Mitigating Hallucinations in Healthcare LLMs with Granular Fact-Checking and Domain-Specific Adaptation
Musarrat Zeba, Abdullah Al Mamun, Kishoar Jahan Tithee, Debopom Sutradhar, Mohaimenul Azam Khan Raiaan, Saddam Mukta, Reem E. Mohamed, Md Rafiqul Islam, Yakub Sebastian, Mukhtar Hussain, Sami Azam
TL;DR
The paper addresses hallucinations in healthcare LLM outputs by introducing an independent, LLM-free fact-checking module and a domain-adapted summarization model trained on MIMIC-III. It combines LoRA-based fine-tuning of LLaMA-3.1-8B with proposition-level verification against structured EHR data, achieving high precision (0.8904) and strong overall F1 (0.8556) on 3,786 propositions from 104 discharge summaries, while maintaining competitive summary quality (ROUGE/BERTScore). The approach emphasizes transparency, reproducibility, and safety for clinical decision support, and demonstrates significant improvements over existing baselines in factual grounding. Future work includes expanding domain coverage with richer ontologies and causal reasoning, and incorporating clinician-in-the-loop mechanisms for repair suggestions and escalation.
Abstract
In healthcare, it is essential for any LLM-generated output to be reliable and accurate, particularly in cases involving decision-making and patient safety. However, the outputs are often unreliable in such critical areas due to the risk of hallucinated outputs from the LLMs. To address this issue, we propose a fact-checking module that operates independently of any LLM, along with a domain-specific summarization model designed to minimize hallucination rates.
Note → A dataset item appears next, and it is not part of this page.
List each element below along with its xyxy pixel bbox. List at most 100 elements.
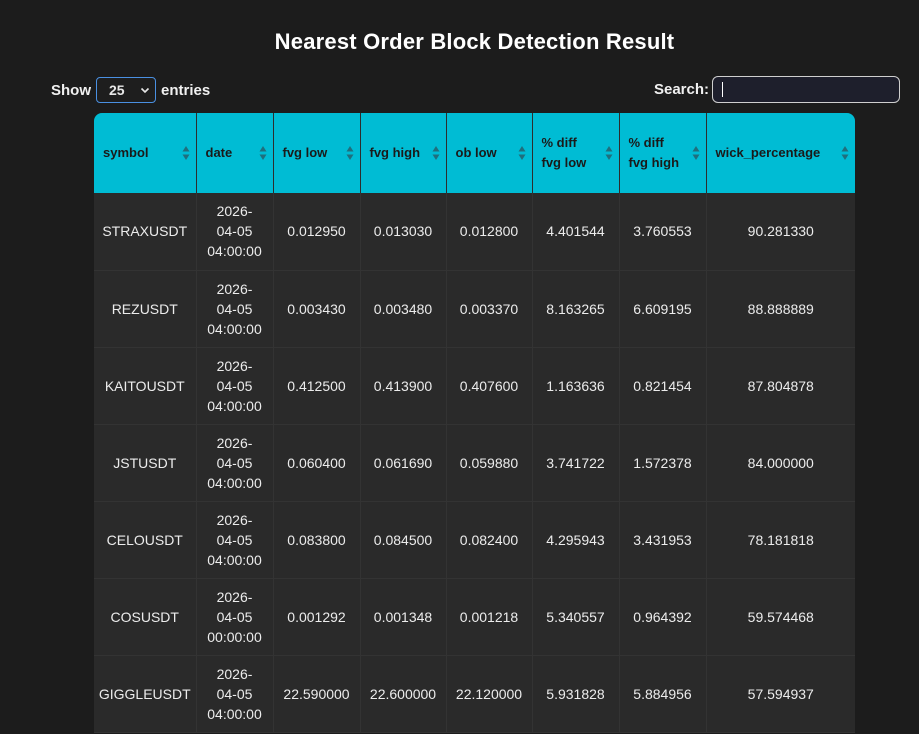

Our model is fine-tuned using Low-Rank Adaptation (LoRa) on the MIMIC III dataset and is paired with the fact-checking module, which uses numerical tests for correctness and logical checks at a granular level through discrete logic in natural language processing (NLP) to validate facts against electronic health records (EHRs). We trained the LLM model on the full MIMIC-III dataset. For evaluation of the fact-checking module, we sampled 104 summaries, extracted them into 3,786 propositions, and used these as facts. The fact-checking module achieves a precision of 0.8904, a recall of 0.8234, and an F1-score of 0.8556. Additionally, the LLM summary model achieves a ROUGE-1 score of 0.5797 and a BERTScore of 0.9120 for summary quality.